Beloved sausage dog Frank suffered a fractured spine after the car he was in was rear-ended on the Auckland motorway. The much-loved pooch's owners are now hoping kind-hearted Kiwis will help Frank in his road to recovery.
Melanie Joy, 34, was travelling from Ngaruawahia to visit family in Auckland with Frank, who is never far from his parents' side, in his crate in the back seat, when the traffic came to a sudden halt on the southern motorway.
Although she stopped with plenty of room, the driver behind her didn't and ploughed into the back of Joy's car at speed, sending her spinning.
"She spun about five or six times. It was phenomenal she didn't actually hit anyone else around her," said Joy's partner Ewen McBeth.
"If he hadn't been in the crate he would've been a goner for sure."
After X-rays and a CT scan the couple were told if vets didn't operate, two-year-old Frank would live a hard life.
"We said go straight ahead and do it," said McBeth.
Having recently purchased their first home in Ngaruawahia and living off one income while Joy studies health and fitness at Wintec, the accident could not have come at a worse time. But the pair was not prepared to lose their "child".
"We don't have children and at this stage were not sure whether we will have children or not, so he is like our child. He goes everywhere with us.
"If we were to lose him it would be like losing a child really."
Three months down the track and almost $10,000 later, Frank is on the road to recovery, however with a metal plate, five screws and two pins in his spine he will never be the active pup he once was.

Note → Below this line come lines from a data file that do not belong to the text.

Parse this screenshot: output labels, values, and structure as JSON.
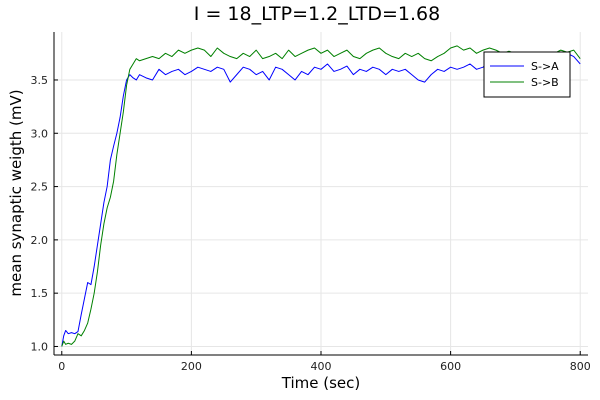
{
  "chart_data": {
    "type": "line",
    "title": "I = 18_LTP=1.2_LTD=1.68",
    "xlabel": "Time (sec)",
    "ylabel": "mean synaptic weigth (mV)",
    "xlim": [
      -12,
      812
    ],
    "ylim": [
      0.92,
      3.95
    ],
    "xticks": [
      0,
      200,
      400,
      600,
      800
    ],
    "yticks": [
      1.0,
      1.5,
      2.0,
      2.5,
      3.0,
      3.5
    ],
    "grid": true,
    "legend_position": "top-right",
    "series": [
      {
        "name": "S->A",
        "color": "#0000ff",
        "x": [
          0,
          3,
          6,
          10,
          15,
          20,
          25,
          30,
          35,
          40,
          45,
          50,
          55,
          60,
          65,
          70,
          75,
          80,
          85,
          90,
          95,
          100,
          105,
          110,
          115,
          120,
          130,
          140,
          150,
          160,
          170,
          180,
          190,
          200,
          210,
          220,
          230,
          240,
          250,
          260,
          270,
          280,
          290,
          300,
          310,
          320,
          330,
          340,
          350,
          360,
          370,
          380,
          390,
          400,
          410,
          420,
          430,
          440,
          450,
          460,
          470,
          480,
          490,
          500,
          510,
          520,
          530,
          540,
          550,
          560,
          570,
          580,
          590,
          600,
          610,
          620,
          630,
          640,
          650,
          660,
          670,
          680,
          690,
          700,
          710,
          720,
          730,
          740,
          750,
          760,
          770,
          780,
          790,
          800
        ],
        "y": [
          1.0,
          1.1,
          1.15,
          1.12,
          1.13,
          1.12,
          1.14,
          1.3,
          1.45,
          1.6,
          1.58,
          1.75,
          1.95,
          2.15,
          2.35,
          2.5,
          2.75,
          2.88,
          3.0,
          3.15,
          3.35,
          3.5,
          3.55,
          3.52,
          3.5,
          3.55,
          3.52,
          3.5,
          3.6,
          3.55,
          3.58,
          3.6,
          3.55,
          3.58,
          3.62,
          3.6,
          3.58,
          3.62,
          3.6,
          3.48,
          3.55,
          3.62,
          3.6,
          3.55,
          3.58,
          3.5,
          3.62,
          3.6,
          3.55,
          3.5,
          3.58,
          3.55,
          3.62,
          3.6,
          3.65,
          3.58,
          3.6,
          3.63,
          3.55,
          3.6,
          3.58,
          3.62,
          3.6,
          3.55,
          3.6,
          3.58,
          3.6,
          3.55,
          3.5,
          3.48,
          3.55,
          3.6,
          3.58,
          3.62,
          3.6,
          3.62,
          3.65,
          3.6,
          3.62,
          3.68,
          3.65,
          3.68,
          3.7,
          3.72,
          3.68,
          3.7,
          3.72,
          3.7,
          3.72,
          3.73,
          3.72,
          3.75,
          3.72,
          3.65
        ]
      },
      {
        "name": "S->B",
        "color": "#008000",
        "x": [
          0,
          3,
          6,
          10,
          15,
          20,
          25,
          30,
          35,
          40,
          45,
          50,
          55,
          60,
          65,
          70,
          75,
          80,
          85,
          90,
          95,
          100,
          105,
          110,
          115,
          120,
          130,
          140,
          150,
          160,
          170,
          180,
          190,
          200,
          210,
          220,
          230,
          240,
          250,
          260,
          270,
          280,
          290,
          300,
          310,
          320,
          330,
          340,
          350,
          360,
          370,
          380,
          390,
          400,
          410,
          420,
          430,
          440,
          450,
          460,
          470,
          480,
          490,
          500,
          510,
          520,
          530,
          540,
          550,
          560,
          570,
          580,
          590,
          600,
          610,
          620,
          630,
          640,
          650,
          660,
          670,
          680,
          690,
          700,
          710,
          720,
          730,
          740,
          750,
          760,
          770,
          780,
          790,
          800
        ],
        "y": [
          1.0,
          1.05,
          1.02,
          1.03,
          1.02,
          1.05,
          1.12,
          1.1,
          1.15,
          1.22,
          1.35,
          1.5,
          1.7,
          1.95,
          2.15,
          2.3,
          2.4,
          2.55,
          2.8,
          3.0,
          3.2,
          3.45,
          3.6,
          3.65,
          3.7,
          3.68,
          3.7,
          3.72,
          3.7,
          3.75,
          3.72,
          3.78,
          3.75,
          3.78,
          3.8,
          3.78,
          3.72,
          3.8,
          3.75,
          3.72,
          3.7,
          3.75,
          3.72,
          3.78,
          3.7,
          3.72,
          3.75,
          3.7,
          3.78,
          3.72,
          3.75,
          3.78,
          3.8,
          3.75,
          3.78,
          3.72,
          3.75,
          3.78,
          3.72,
          3.7,
          3.75,
          3.78,
          3.8,
          3.75,
          3.72,
          3.7,
          3.75,
          3.72,
          3.75,
          3.7,
          3.68,
          3.72,
          3.75,
          3.8,
          3.82,
          3.78,
          3.8,
          3.75,
          3.78,
          3.8,
          3.78,
          3.75,
          3.77,
          3.75,
          3.76,
          3.75,
          3.75,
          3.73,
          3.74,
          3.75,
          3.78,
          3.76,
          3.78,
          3.7
        ]
      }
    ]
  }
}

"We've been told he can't really ... run and jump like he did because if he falls the wrong way then it's potentially going to damage [his back] or cause some other complications.
"He is obsessed with balls. Before the accident we would take him to the park and throw a ball in the river and he would swim down the river after his ball and come back. He would do that all day basically, until he fell over."
Frank has been doing canine hydrotherapy - which includes walking on a treadmill in warm water - twice a week to aid his post-op recovery.
McBeth and Joy have been told by police that they don't intend on charging the driver, leaving them to foot the hefty vet bill.
"It's been a traumatic experience for everyone and it's been pretty crap financially," said McBeth. "The emotional trauma for everyone has been worse than the financial part."